The target location for WAL archives and backups saved by WAL-G should
be separated based on the major version of PostgreSQL with which they
are compatible. This will make it easier to restore those backups,
since they can only be restored into a cluster of the same version.
Unfortunately, WAL-G does not natively handle this. In fact, it doesn't
really have any way of knowing the version of the PostgreSQL server it
is backing up, at least when it is uploading WAL archives. Thus, we
have to include the version number in the target path (S3 prefix)
manually. We can't rely on Ansible to do this, because there is no way
to ensure Ansible runs at the appropriate point during the upgrade
process. As such, we need to be able to modify the target location as
part of the upgrade, without causing a conflict with Ansible the next
time it runs.
To that end, I've changed how the _wal-g-pg_ role creates the
configuration file for WAL-G. Instead of rendering directly to
`wal-g.yml`, the role renders a template, `wal-g.yml.in`. This template
can include a `@PGVERSION@` specifier. The `wal-g-config` script will
then use `sed` to replace that specifier with the version of PostgreSQL
installed on the server, rendering the final `wal-g.yml`. This script
is called both by Ansible in a handler after generating the template
configuration, and also as a post-upgrade action by the
`postgresql-upgrade` script.
I originally wanted the `wal-g-config` script to use the version of
PostgreSQL specified in the `PG_VERSION` file within the data directory.
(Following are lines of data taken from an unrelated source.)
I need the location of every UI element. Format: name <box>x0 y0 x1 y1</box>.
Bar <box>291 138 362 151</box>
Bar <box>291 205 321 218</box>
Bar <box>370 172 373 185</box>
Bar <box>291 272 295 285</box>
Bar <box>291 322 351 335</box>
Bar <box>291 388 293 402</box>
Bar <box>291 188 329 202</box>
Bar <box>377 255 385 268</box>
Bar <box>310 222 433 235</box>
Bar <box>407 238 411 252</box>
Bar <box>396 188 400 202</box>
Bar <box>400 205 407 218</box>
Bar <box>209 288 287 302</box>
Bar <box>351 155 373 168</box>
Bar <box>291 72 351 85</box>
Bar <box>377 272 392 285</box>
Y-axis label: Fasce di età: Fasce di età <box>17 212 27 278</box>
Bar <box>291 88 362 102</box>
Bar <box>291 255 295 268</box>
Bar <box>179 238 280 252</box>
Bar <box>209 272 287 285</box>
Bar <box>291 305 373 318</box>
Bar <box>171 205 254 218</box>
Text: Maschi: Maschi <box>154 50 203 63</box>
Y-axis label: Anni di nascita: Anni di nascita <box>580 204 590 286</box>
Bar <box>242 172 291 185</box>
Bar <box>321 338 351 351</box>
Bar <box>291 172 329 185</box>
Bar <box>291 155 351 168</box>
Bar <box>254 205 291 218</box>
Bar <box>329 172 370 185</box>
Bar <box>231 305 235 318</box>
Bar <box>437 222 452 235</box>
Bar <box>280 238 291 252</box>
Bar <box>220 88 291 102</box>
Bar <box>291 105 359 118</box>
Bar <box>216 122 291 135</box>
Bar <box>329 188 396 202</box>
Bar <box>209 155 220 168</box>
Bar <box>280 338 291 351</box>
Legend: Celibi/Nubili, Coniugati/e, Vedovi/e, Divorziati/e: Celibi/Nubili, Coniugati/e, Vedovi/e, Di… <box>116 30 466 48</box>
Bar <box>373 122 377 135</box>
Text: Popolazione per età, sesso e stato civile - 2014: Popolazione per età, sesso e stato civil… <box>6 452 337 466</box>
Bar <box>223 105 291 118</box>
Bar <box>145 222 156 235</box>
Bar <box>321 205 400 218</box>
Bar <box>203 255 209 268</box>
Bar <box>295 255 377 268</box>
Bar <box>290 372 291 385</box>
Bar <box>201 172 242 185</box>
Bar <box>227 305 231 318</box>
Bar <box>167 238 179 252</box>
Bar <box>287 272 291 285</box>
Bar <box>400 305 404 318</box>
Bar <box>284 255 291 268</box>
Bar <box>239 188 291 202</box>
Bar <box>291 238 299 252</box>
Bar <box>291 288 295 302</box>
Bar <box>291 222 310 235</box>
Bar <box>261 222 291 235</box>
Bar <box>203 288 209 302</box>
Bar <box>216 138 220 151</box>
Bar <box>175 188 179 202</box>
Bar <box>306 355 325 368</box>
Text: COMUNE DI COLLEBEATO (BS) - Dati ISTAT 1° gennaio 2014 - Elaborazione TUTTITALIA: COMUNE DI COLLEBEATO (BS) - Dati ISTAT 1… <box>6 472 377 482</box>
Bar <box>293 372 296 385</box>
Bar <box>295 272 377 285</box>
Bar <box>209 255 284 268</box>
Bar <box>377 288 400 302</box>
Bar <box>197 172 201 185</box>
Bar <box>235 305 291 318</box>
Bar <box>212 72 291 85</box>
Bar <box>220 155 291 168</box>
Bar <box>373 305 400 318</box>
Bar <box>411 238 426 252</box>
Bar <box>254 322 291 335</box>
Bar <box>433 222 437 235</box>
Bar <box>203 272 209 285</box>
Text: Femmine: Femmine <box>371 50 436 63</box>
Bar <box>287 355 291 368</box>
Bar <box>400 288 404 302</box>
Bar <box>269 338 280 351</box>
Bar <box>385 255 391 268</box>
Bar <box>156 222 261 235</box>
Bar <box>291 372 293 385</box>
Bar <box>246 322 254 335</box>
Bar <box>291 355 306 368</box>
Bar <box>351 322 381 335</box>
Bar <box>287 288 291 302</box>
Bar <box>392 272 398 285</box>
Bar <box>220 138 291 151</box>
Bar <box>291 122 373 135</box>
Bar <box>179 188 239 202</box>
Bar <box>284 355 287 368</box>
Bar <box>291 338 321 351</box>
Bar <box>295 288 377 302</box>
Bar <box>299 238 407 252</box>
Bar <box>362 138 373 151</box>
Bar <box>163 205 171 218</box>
This would ensure that WAL-G always uploads/downloads files for the
matching version. Unfortunately, this introduced a dependency conflict:
the WAL-G configuration needs to be present before a backup can be
restored, but the data directory is empty until after the backup has
been restored. Thus, we have to use the installed server version,
rather than the data directory version. This leaves a small window
where WAL-G may be configured to point to the wrong target if the
`postgresql-upgrade` script fails and thus does not trigger regenerating
the configuration file. This could result in new WAL archives/backups
being uploaded to the old target location. These files would be
incompatible with the other files in that location, and could
potentially overwrite existing files. This is rather unlikely, since
the PostgreSQL server will not start if the _postgresql-upgrade.service_
failed. The only time it should be possible is if the upgrade fails in
such a way that it leaves an empty but valid data directory, and then
the machine is rebooted.